The United States just took a major step toward reshoring one of the most strategically important supply chains in the world. ReElement Technologies and South Korea’s POSCO International have signed a landmark joint venture to build the nation’s first fully integrated rare earth separation, refining, and permanent magnet production complex, a move that could reshape everything from electric vehicles to defense systems.
This isn’t a small pilot project. The two companies are committing $200 million to develop a U.S.-based facility capable of processing 6,000 metric tons of rare earth materials annually, enough to meaningfully reduce America’s dependence on China, which currently dominates the global market. China controls 60% of mined rare earth production, more than 90% of refining capacity, and nearly 95% of permanent magnet manufacturing. That level of concentration has long been a national security concern, especially when export controls or geopolitical tensions disrupt supply.
The new venture aims to break that bottleneck by creating what ReElement CEO Mark Jensen calls a “secure, non-China supply chain that supports national security, clean energy, and the next generation of advanced technologies.” POSCO will serve as the majority shareholder and operational lead, while ReElement provides the core separation and purification technology, a chromatographic process capable of producing high-purity rare earth oxides across both light and heavy elements.

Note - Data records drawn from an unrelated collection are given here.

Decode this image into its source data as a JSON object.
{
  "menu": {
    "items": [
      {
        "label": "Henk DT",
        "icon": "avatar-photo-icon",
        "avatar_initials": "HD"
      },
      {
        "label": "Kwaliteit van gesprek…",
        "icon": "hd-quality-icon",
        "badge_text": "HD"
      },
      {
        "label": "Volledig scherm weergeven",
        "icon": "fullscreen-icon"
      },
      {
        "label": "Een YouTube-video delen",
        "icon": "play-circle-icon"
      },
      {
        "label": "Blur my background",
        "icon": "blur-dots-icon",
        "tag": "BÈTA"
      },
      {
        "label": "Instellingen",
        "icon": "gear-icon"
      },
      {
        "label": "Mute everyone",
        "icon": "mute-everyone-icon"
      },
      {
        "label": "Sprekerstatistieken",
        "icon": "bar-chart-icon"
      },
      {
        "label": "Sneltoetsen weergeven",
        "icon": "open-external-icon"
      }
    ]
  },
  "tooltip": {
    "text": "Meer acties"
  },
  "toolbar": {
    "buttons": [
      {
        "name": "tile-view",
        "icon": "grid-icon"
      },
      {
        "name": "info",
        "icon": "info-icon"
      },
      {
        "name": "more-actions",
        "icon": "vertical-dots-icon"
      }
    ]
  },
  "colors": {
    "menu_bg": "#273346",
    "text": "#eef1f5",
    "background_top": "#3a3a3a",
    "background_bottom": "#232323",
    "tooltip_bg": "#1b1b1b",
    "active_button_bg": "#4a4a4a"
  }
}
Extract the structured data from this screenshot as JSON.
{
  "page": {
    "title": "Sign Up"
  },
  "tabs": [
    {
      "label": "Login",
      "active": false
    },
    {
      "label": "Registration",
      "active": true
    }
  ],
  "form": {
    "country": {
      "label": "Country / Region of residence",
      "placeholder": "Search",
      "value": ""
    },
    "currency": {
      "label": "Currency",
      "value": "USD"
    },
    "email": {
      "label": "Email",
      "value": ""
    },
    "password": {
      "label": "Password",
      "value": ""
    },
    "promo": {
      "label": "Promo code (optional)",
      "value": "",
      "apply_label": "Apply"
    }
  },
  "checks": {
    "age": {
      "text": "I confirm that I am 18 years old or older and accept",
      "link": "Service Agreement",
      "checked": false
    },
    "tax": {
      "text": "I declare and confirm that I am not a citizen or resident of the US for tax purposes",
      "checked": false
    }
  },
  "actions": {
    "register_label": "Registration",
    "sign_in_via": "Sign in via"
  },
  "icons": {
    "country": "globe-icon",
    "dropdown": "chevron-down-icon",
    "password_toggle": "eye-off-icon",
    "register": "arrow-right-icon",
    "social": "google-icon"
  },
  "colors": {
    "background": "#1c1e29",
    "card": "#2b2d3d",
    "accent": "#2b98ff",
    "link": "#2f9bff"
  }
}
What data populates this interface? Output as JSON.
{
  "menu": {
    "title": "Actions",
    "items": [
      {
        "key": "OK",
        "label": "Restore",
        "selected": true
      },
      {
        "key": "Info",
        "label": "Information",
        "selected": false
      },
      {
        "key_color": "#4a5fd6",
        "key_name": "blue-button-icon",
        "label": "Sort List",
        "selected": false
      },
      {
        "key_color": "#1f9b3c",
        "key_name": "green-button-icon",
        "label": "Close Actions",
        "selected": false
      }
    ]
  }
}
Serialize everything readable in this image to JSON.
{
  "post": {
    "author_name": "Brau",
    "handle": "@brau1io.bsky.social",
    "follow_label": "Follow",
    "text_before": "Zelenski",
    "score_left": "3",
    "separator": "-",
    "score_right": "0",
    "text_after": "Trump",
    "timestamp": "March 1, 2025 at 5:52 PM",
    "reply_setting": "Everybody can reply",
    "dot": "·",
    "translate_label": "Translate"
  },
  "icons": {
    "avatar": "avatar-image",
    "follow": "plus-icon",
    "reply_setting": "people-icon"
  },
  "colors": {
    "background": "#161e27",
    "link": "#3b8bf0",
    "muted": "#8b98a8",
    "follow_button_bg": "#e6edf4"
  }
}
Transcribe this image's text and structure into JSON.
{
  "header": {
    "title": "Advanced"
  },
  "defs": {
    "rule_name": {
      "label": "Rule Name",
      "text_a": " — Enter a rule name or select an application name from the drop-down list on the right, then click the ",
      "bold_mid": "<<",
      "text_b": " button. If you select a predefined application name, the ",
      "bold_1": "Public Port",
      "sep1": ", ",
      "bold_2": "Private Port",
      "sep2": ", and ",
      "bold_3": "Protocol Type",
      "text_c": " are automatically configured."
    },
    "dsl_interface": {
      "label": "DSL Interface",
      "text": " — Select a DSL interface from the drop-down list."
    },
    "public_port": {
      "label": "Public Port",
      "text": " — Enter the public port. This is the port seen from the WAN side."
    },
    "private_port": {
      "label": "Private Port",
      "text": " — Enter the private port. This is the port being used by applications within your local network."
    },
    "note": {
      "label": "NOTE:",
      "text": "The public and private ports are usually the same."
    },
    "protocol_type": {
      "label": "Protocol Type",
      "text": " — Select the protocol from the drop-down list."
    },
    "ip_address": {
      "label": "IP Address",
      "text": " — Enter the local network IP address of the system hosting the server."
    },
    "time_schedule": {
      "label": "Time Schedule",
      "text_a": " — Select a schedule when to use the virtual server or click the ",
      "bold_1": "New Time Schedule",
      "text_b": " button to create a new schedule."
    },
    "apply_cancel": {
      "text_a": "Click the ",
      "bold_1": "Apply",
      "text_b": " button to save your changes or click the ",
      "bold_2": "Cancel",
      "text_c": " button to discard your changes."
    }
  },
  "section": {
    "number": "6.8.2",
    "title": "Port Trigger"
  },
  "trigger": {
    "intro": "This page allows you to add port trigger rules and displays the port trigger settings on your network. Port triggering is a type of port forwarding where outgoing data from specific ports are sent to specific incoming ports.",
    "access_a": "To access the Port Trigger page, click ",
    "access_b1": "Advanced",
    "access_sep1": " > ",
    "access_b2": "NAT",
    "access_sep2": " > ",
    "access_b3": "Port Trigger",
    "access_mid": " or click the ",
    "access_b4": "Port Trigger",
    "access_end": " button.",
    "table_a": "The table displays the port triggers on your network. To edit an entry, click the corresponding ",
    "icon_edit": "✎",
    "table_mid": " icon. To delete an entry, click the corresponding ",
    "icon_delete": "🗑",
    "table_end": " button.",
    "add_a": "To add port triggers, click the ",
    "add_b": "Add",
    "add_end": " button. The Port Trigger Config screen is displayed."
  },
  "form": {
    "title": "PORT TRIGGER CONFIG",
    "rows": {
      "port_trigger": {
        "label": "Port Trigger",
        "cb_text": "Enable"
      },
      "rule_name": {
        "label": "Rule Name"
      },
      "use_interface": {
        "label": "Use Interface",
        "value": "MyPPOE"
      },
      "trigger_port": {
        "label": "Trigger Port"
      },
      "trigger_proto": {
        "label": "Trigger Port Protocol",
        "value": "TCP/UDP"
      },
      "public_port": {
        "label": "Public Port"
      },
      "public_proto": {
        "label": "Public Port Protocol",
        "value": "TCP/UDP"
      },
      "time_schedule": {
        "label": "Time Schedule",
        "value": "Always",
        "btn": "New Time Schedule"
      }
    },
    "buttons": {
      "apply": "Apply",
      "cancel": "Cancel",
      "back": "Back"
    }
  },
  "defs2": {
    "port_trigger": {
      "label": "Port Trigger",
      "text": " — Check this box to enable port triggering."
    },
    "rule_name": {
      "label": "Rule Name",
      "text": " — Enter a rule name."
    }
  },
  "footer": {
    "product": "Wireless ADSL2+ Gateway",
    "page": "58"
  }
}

What makes this project especially significant is its end-to-end design. The companies plan to connect raw materials sourced from Southeast Asia to a U.S. refining hub and then to a permanent magnet manufacturing complex, all within one integrated system. That means the U.S. won’t just refine rare earths; it will produce the finished magnets used in EV motors, robotics, wind turbines, AI data centers, and advanced defense systems. These magnets are essential for high-performance applications, especially those requiring heavy rare earths like dysprosium and terbium.
The development will roll out in phases. Initial capacity will reach 3,000 tons per year, scaling to 6,000 tons in the second phase. Pilot production is targeted for late 2027, with full commercial output expected in 2028. POSCO executives describe the project as the “starting point for establishing a critical minerals value chain in the United States that connects raw materials to final materials.”
This joint venture also builds on an earlier offtake agreement between the two companies, part of a broader U.S.–South Korea industrial cooperation effort to diversify global supply chains. The initiative, known as the “Boiler Maker Project,” was first outlined in a memorandum of understanding last year and is now moving into full implementation.
The timing couldn’t be more important. Rare earth magnets are the backbone of the clean-energy and high-tech economy, yet the U.S. has lacked domestic refining and magnet-making capacity for decades. When China has tightened exports in the past, American manufacturers have faced delays, higher costs, and production slowdowns. This new venture is designed to eliminate that vulnerability.
In the words of POSCO International CEO Lee Kye-in, “This joint venture goes beyond merely building a refining plant; it is the starting point for building a critical minerals value chain in the United States.”
If successful, the ReElement–POSCO partnership won’t just strengthen America’s industrial base, it will help secure the technologies that will define the next century.